Some foundations use GPT to select stocks, but these fund managers do not really have a deep understanding of AI and its potential weaknesses.
There is an example in the real estate market. The real estate platform Zillow uses AI technology to predict and evaluate house prices, and enters the market to buy houses that AI considers undervalued. However, Zillow has several problems.
First, although they have a large amount of housing data, these data are generated over a relatively short period of time. Therefore, despite having seemingly large data points, there is still a macro cycle that affects their evaluations.
Secondly, when it is actually a competitive market, they underestimate the disconnect between theory and practice.
Therefore, this is obviously a huge problem for Zillow. They have a significant impact on the real estate market and then encounter huge failures.
Returning to the stock market, very short-term trading can be said to be more suitable for machine learning because there is a large amount of data, and AI can learn faster from this data.

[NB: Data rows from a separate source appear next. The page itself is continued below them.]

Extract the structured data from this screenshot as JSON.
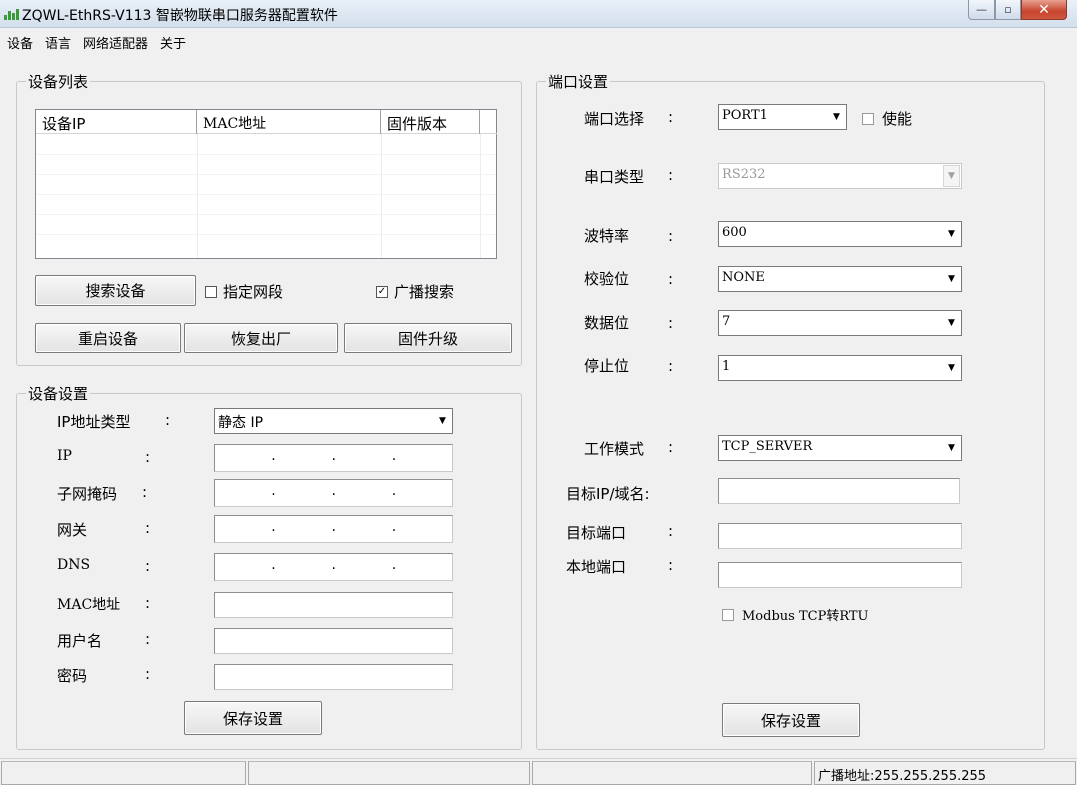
{
  "window": {
    "title": "ZQWL-EthRS-V113  智嵌物联串口服务器配置软件",
    "min_glyph": "—",
    "max_glyph": "▫",
    "close_glyph": "✕"
  },
  "menu": {
    "items": [
      "设备",
      "语言",
      "网络适配器",
      "关于"
    ]
  },
  "device_list_group": {
    "title": "设备列表",
    "columns": [
      "设备IP",
      "MAC地址",
      "固件版本"
    ],
    "rows": [],
    "search_button": "搜索设备",
    "specify_segment": {
      "label": "指定网段",
      "checked": false
    },
    "broadcast_search": {
      "label": "广播搜索",
      "checked": true
    },
    "restart_button": "重启设备",
    "factory_reset_button": "恢复出厂",
    "firmware_upgrade_button": "固件升级"
  },
  "device_settings": {
    "title": "设备设置",
    "ip_type_label": "IP地址类型",
    "ip_type_value": "静态 IP",
    "ip_label": "IP",
    "subnet_label": "子网掩码",
    "gateway_label": "网关",
    "dns_label": "DNS",
    "mac_label": "MAC地址",
    "username_label": "用户名",
    "password_label": "密码",
    "colon": ":",
    "dot": ".",
    "save_button": "保存设置"
  },
  "port_settings": {
    "title": "端口设置",
    "colon": ":",
    "port_select_label": "端口选择",
    "port_select_value": "PORT1",
    "enable_label": "使能",
    "enable_checked": false,
    "serial_type_label": "串口类型",
    "serial_type_value": "RS232",
    "baud_label": "波特率",
    "baud_value": "600",
    "parity_label": "校验位",
    "parity_value": "NONE",
    "data_bits_label": "数据位",
    "data_bits_value": "7",
    "stop_bits_label": "停止位",
    "stop_bits_value": "1",
    "work_mode_label": "工作模式",
    "work_mode_value": "TCP_SERVER",
    "target_ip_label": "目标IP/域名:",
    "target_port_label": "目标端口",
    "local_port_label": "本地端口",
    "modbus_label": "Modbus TCP转RTU",
    "modbus_checked": false,
    "save_button": "保存设置"
  },
  "statusbar": {
    "broadcast_address": "广播地址:255.255.255.255"
  }
}
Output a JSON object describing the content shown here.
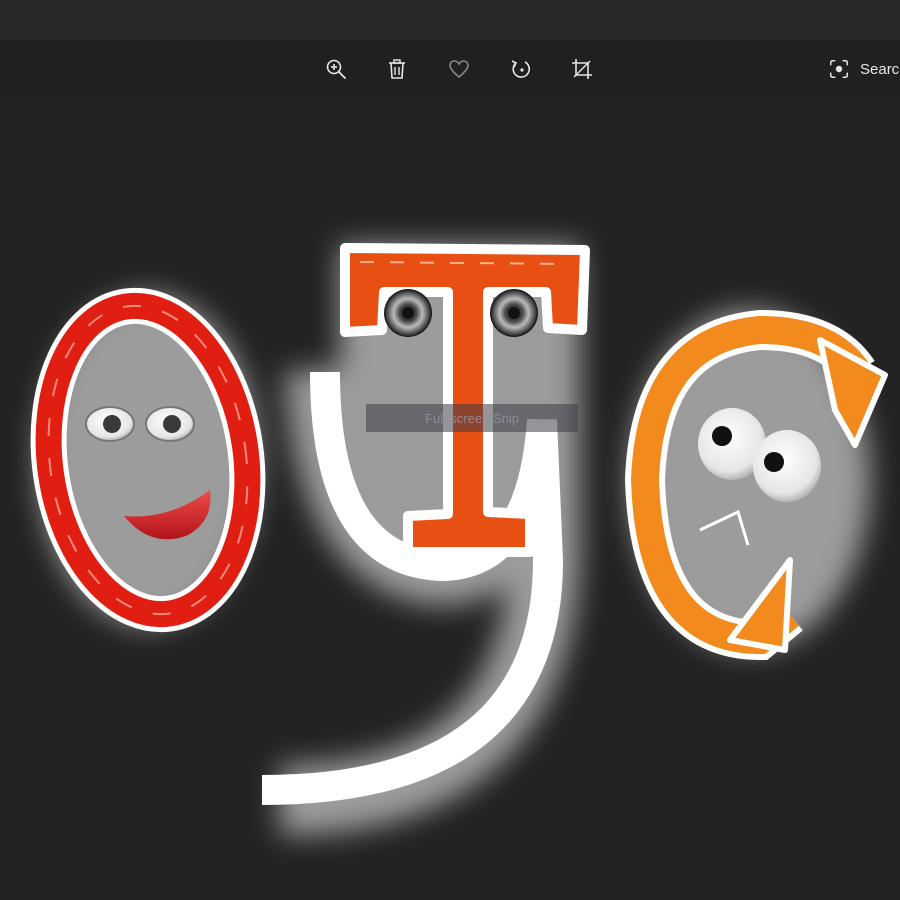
{
  "toolbar": {
    "zoom_icon": "zoom-in-icon",
    "delete_icon": "trash-icon",
    "favorite_icon": "heart-icon",
    "rotate_icon": "rotate-icon",
    "crop_icon": "crop-icon",
    "search_label": "Search",
    "search_icon": "visual-search-icon"
  },
  "overlay": {
    "snip_label": "Full-screen Snip"
  },
  "colors": {
    "background": "#232323",
    "toolbar": "#202020",
    "letter_o": "#e01f12",
    "letter_t": "#e84f12",
    "letter_c": "#f28a1e",
    "glow": "#ffffff"
  }
}
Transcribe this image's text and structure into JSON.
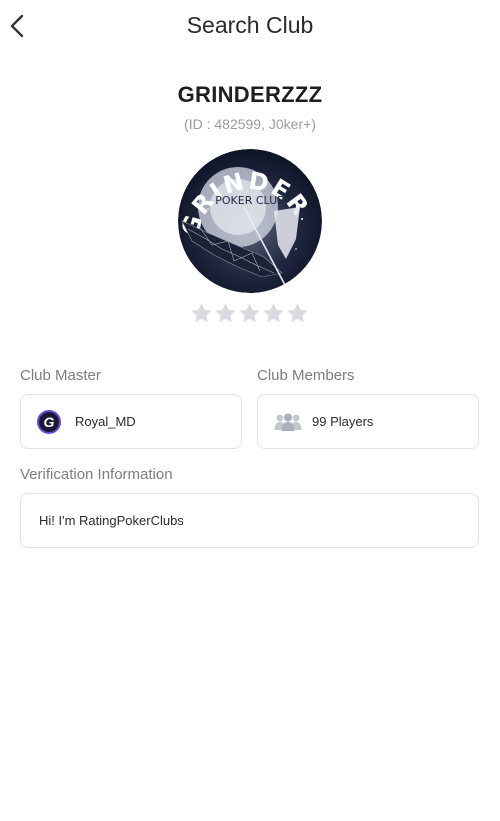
{
  "header": {
    "title": "Search Club",
    "back_icon": "chevron-left-icon"
  },
  "club": {
    "name": "GRINDERZZZ",
    "id_line": "(ID : 482599, J0ker+)",
    "logo": {
      "line1": "GRINDERZ",
      "line2": "POKER CLUB",
      "icon": "shark-logo"
    },
    "rating": {
      "value": 0,
      "max": 5
    }
  },
  "master": {
    "label": "Club Master",
    "avatar_letter": "G",
    "name": "Royal_MD"
  },
  "members": {
    "label": "Club Members",
    "icon": "people-icon",
    "count_text": "99 Players"
  },
  "verification": {
    "label": "Verification Information",
    "text": "Hi! I'm RatingPokerClubs"
  },
  "colors": {
    "star_empty": "#d9dbe0",
    "border": "#e3e3e3",
    "label": "#7d7d7d",
    "logo_bg": "#111827"
  }
}
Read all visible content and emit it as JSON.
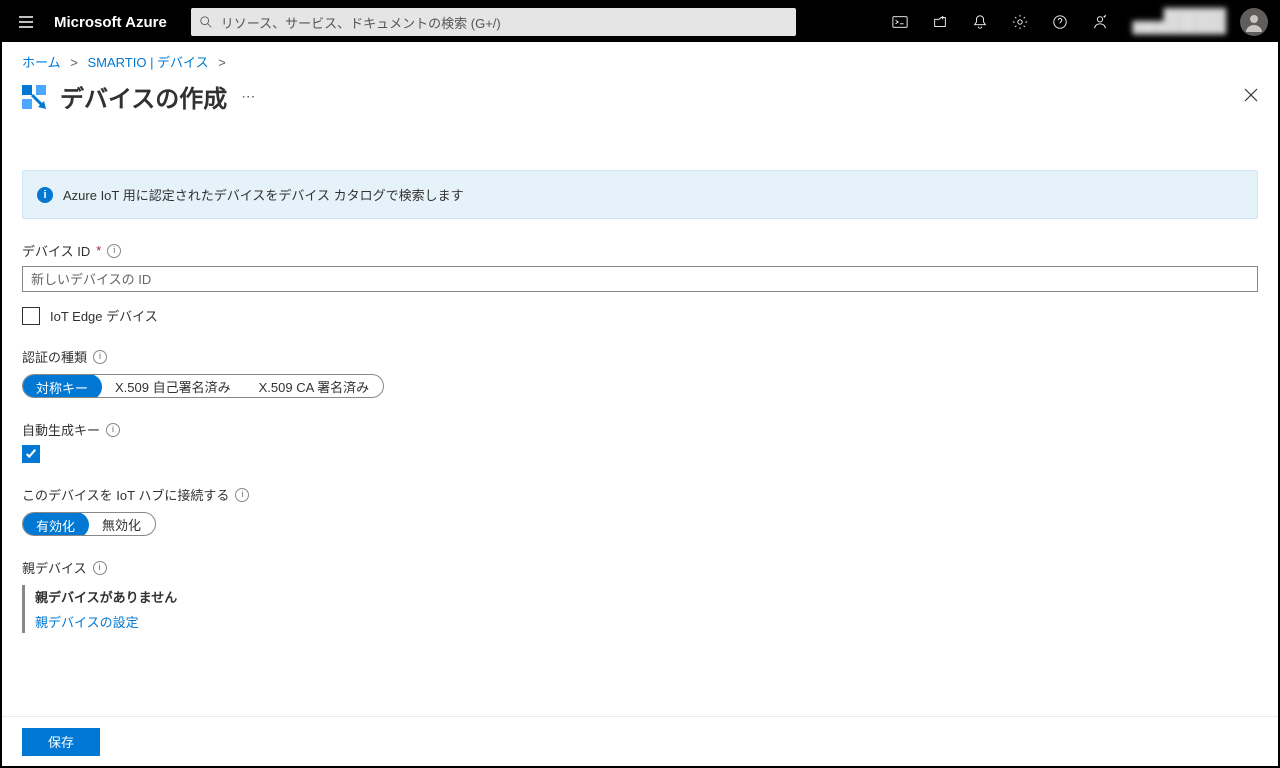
{
  "topbar": {
    "brand": "Microsoft Azure",
    "search_placeholder": "リソース、サービス、ドキュメントの検索 (G+/)",
    "account_line1": "████████",
    "account_line2": "████████████"
  },
  "breadcrumb": {
    "home": "ホーム",
    "resource": "SMARTIO | デバイス"
  },
  "page": {
    "title": "デバイスの作成",
    "banner": "Azure IoT 用に認定されたデバイスをデバイス カタログで検索します"
  },
  "fields": {
    "device_id_label": "デバイス ID",
    "device_id_placeholder": "新しいデバイスの ID",
    "iot_edge_label": "IoT Edge デバイス",
    "auth_type_label": "認証の種類",
    "auth_options": {
      "sym": "対称キー",
      "x509self": "X.509 自己署名済み",
      "x509ca": "X.509 CA 署名済み"
    },
    "auto_key_label": "自動生成キー",
    "connect_label": "このデバイスを IoT ハブに接続する",
    "connect_options": {
      "enable": "有効化",
      "disable": "無効化"
    },
    "parent_label": "親デバイス",
    "parent_none": "親デバイスがありません",
    "parent_link": "親デバイスの設定"
  },
  "footer": {
    "save": "保存"
  }
}
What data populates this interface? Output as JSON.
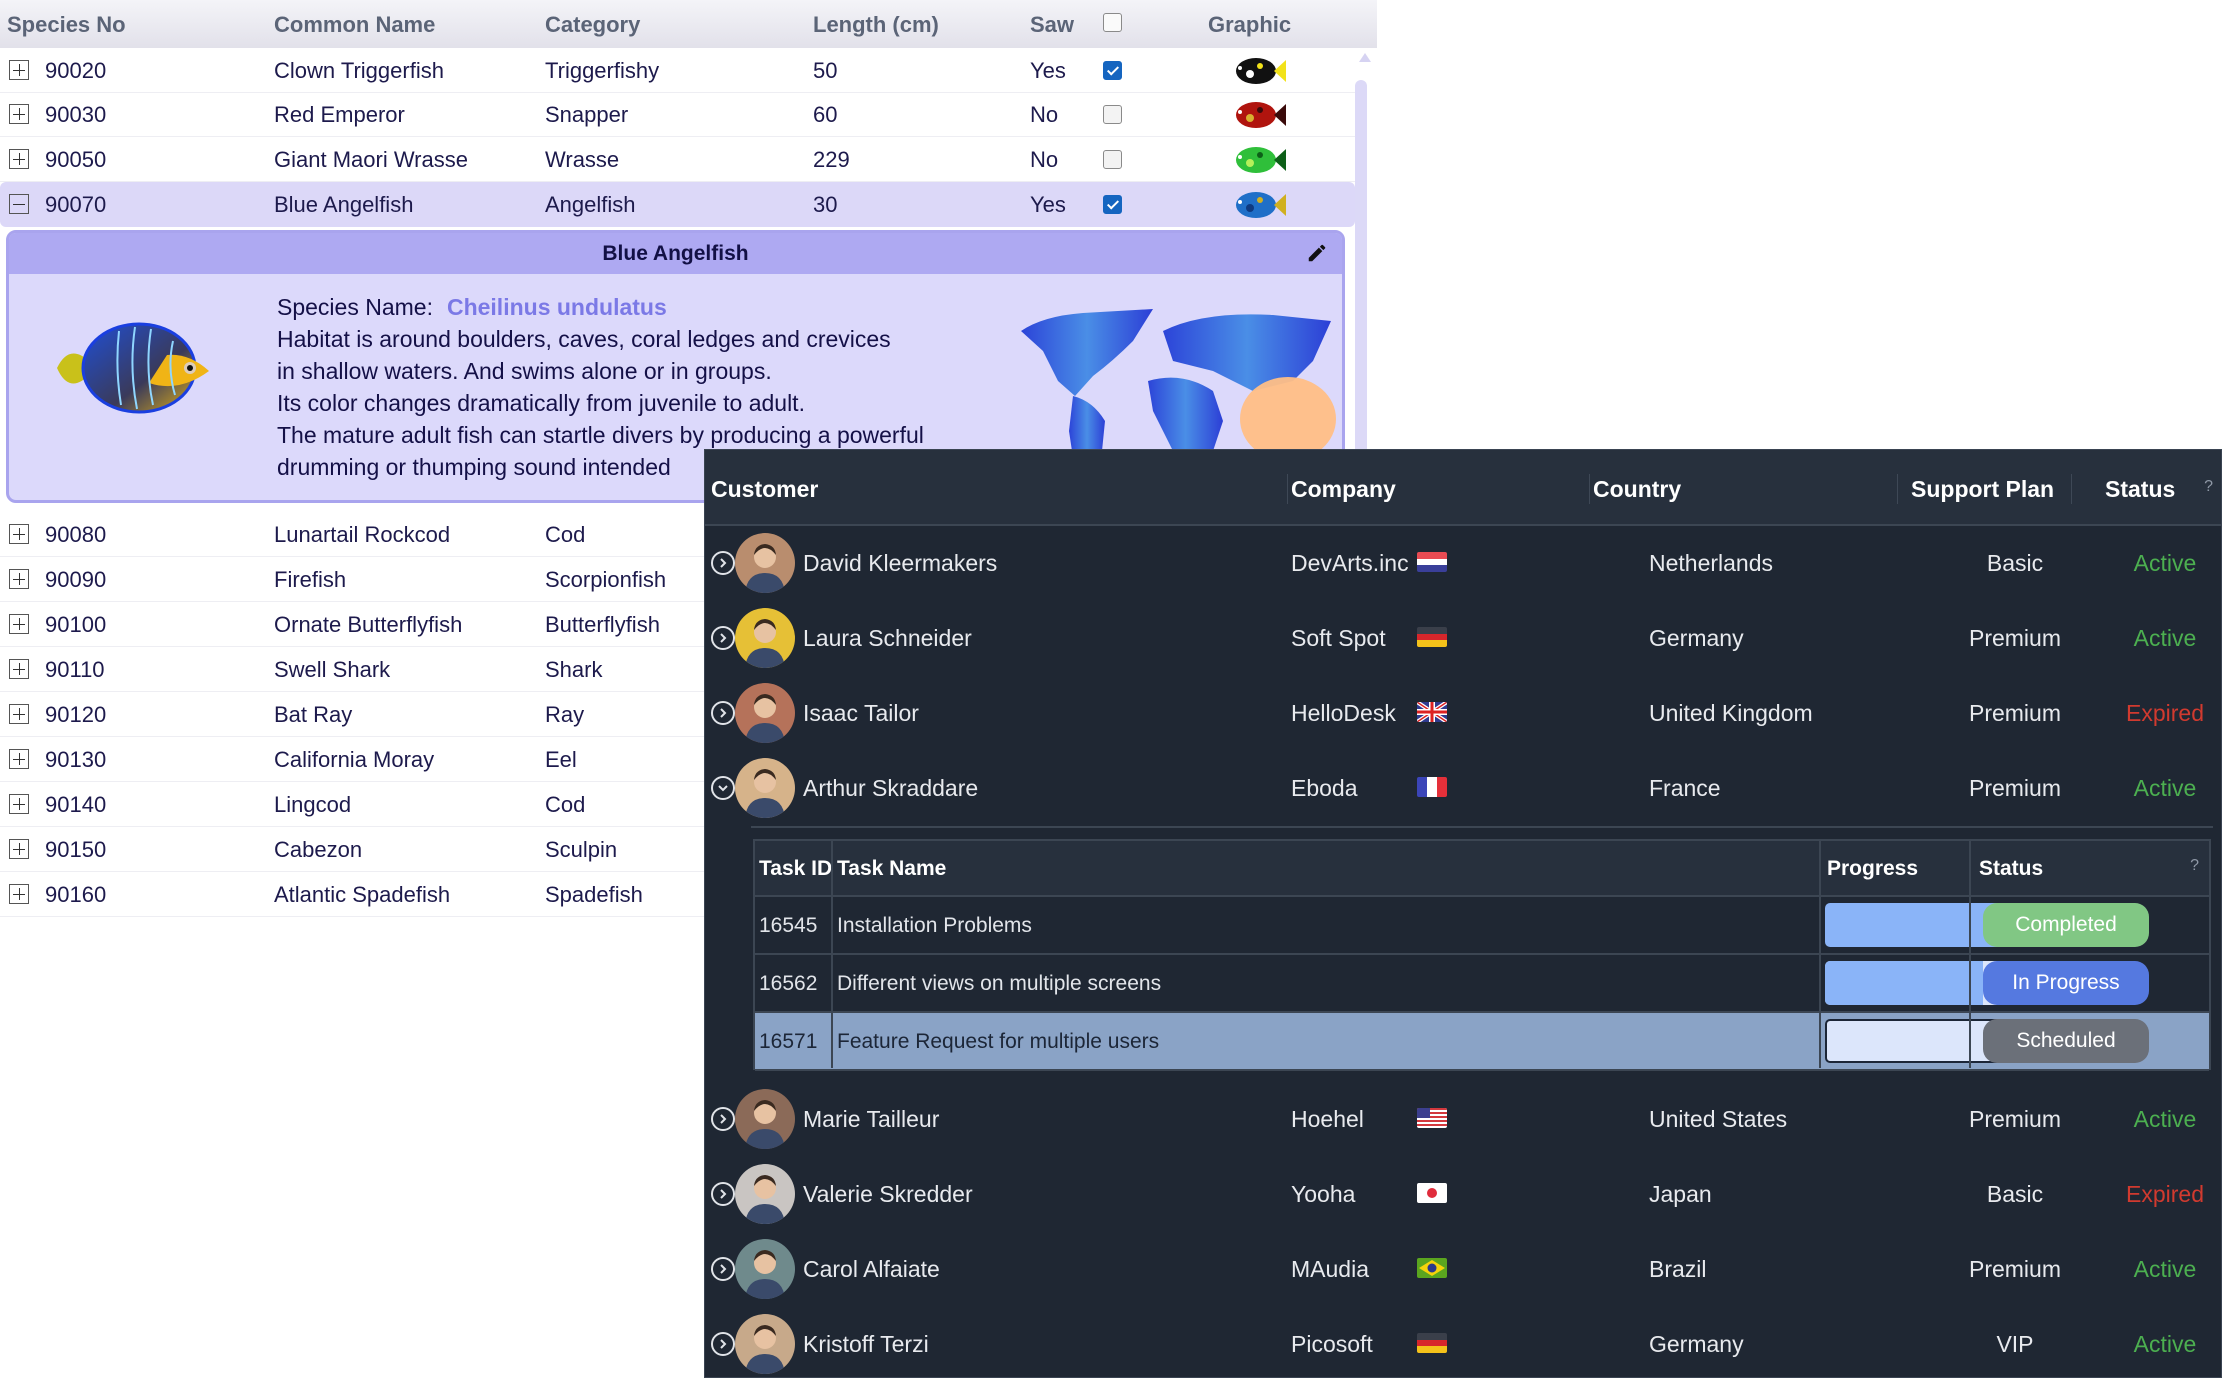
{
  "fish_grid": {
    "columns": [
      "Species No",
      "Common Name",
      "Category",
      "Length (cm)",
      "Saw",
      "Graphic"
    ],
    "header_checkbox_checked": false,
    "rows_top": [
      {
        "species_no": "90020",
        "common_name": "Clown Triggerfish",
        "category": "Triggerfishy",
        "length": "50",
        "saw": "Yes",
        "checked": true,
        "expanded": false,
        "graphic": "clown-triggerfish-image"
      },
      {
        "species_no": "90030",
        "common_name": "Red Emperor",
        "category": "Snapper",
        "length": "60",
        "saw": "No",
        "checked": false,
        "expanded": false,
        "graphic": "red-emperor-image"
      },
      {
        "species_no": "90050",
        "common_name": "Giant Maori Wrasse",
        "category": "Wrasse",
        "length": "229",
        "saw": "No",
        "checked": false,
        "expanded": false,
        "graphic": "giant-maori-wrasse-image"
      },
      {
        "species_no": "90070",
        "common_name": "Blue Angelfish",
        "category": "Angelfish",
        "length": "30",
        "saw": "Yes",
        "checked": true,
        "expanded": true,
        "graphic": "blue-angelfish-image"
      }
    ],
    "detail": {
      "title": "Blue Angelfish",
      "species_label": "Species Name:",
      "species_value": "Cheilinus undulatus",
      "description_lines": [
        "Habitat is around boulders, caves, coral ledges and crevices",
        "in shallow waters. And swims alone or in groups.",
        "Its color changes dramatically from juvenile to adult.",
        "The mature adult fish can startle divers by producing a powerful",
        "drumming or thumping sound intended"
      ],
      "edit_icon": "pencil-icon",
      "map": "world-map-habitat"
    },
    "rows_bottom": [
      {
        "species_no": "90080",
        "common_name": "Lunartail Rockcod",
        "category": "Cod"
      },
      {
        "species_no": "90090",
        "common_name": "Firefish",
        "category": "Scorpionfish"
      },
      {
        "species_no": "90100",
        "common_name": "Ornate Butterflyfish",
        "category": "Butterflyfish"
      },
      {
        "species_no": "90110",
        "common_name": "Swell Shark",
        "category": "Shark"
      },
      {
        "species_no": "90120",
        "common_name": "Bat Ray",
        "category": "Ray"
      },
      {
        "species_no": "90130",
        "common_name": "California Moray",
        "category": "Eel"
      },
      {
        "species_no": "90140",
        "common_name": "Lingcod",
        "category": "Cod"
      },
      {
        "species_no": "90150",
        "common_name": "Cabezon",
        "category": "Sculpin"
      },
      {
        "species_no": "90160",
        "common_name": "Atlantic Spadefish",
        "category": "Spadefish"
      }
    ]
  },
  "customer_grid": {
    "columns": [
      "Customer",
      "Company",
      "Country",
      "Support Plan",
      "Status"
    ],
    "help": "?",
    "colors": {
      "active": "#4caf50",
      "expired": "#d13a2f"
    },
    "rows_top": [
      {
        "name": "David Kleermakers",
        "company": "DevArts.inc",
        "country": "Netherlands",
        "flag": "nl",
        "plan": "Basic",
        "status": "Active",
        "expanded": false
      },
      {
        "name": "Laura Schneider",
        "company": "Soft Spot",
        "country": "Germany",
        "flag": "de",
        "plan": "Premium",
        "status": "Active",
        "expanded": false
      },
      {
        "name": "Isaac Tailor",
        "company": "HelloDesk",
        "country": "United Kingdom",
        "flag": "gb",
        "plan": "Premium",
        "status": "Expired",
        "expanded": false
      },
      {
        "name": "Arthur Skraddare",
        "company": "Eboda",
        "country": "France",
        "flag": "fr",
        "plan": "Premium",
        "status": "Active",
        "expanded": true
      }
    ],
    "tasks": {
      "columns": [
        "Task ID",
        "Task Name",
        "Progress",
        "Status"
      ],
      "help": "?",
      "rows": [
        {
          "id": "16545",
          "name": "Installation Problems",
          "progress": 100,
          "status": "Completed",
          "selected": false
        },
        {
          "id": "16562",
          "name": "Different views on multiple screens",
          "progress": 80,
          "status": "In Progress",
          "selected": false
        },
        {
          "id": "16571",
          "name": "Feature Request for multiple users",
          "progress": 0,
          "status": "Scheduled",
          "selected": true
        }
      ]
    },
    "rows_bottom": [
      {
        "name": "Marie Tailleur",
        "company": "Hoehel",
        "country": "United States",
        "flag": "us",
        "plan": "Premium",
        "status": "Active"
      },
      {
        "name": "Valerie Skredder",
        "company": "Yooha",
        "country": "Japan",
        "flag": "jp",
        "plan": "Basic",
        "status": "Expired"
      },
      {
        "name": "Carol Alfaiate",
        "company": "MAudia",
        "country": "Brazil",
        "flag": "br",
        "plan": "Premium",
        "status": "Active"
      },
      {
        "name": "Kristoff Terzi",
        "company": "Picosoft",
        "country": "Germany",
        "flag": "de",
        "plan": "VIP",
        "status": "Active"
      }
    ]
  }
}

But on the other hand, in the longer term, the role of AI may not be fully utilized. Data is often like a person's lifelong heart rate data. You may think, wow, my heartbeat has been going on for 49 years, which seems like a lot of data, but when you have a heart attack, these data become completely irrelevant. Therefore, even with a large amount of data, it may still be misleading, and these issues will lead to significant problems with these technologies.
Therefore, people must understand these tools, what they are good at and what they are not good at, and combine them in a way that can leverage their strengths and avoid their weaknesses.
There is still a lot of work to be done on large language models, and of course, we can train them through reinforcement learning to ensure that they do not make known mistakes.
Is the market still dominated by optimism?
Jensen believes that the market is still dominated by optimism. He said:
The actions that the Federal Reserve seems to be taking appear to be more realistic than the market. When you look at the market's reaction, you will find that it is very optimistic.
But we have to be aware that historically, the market often tends to be overly optimistic.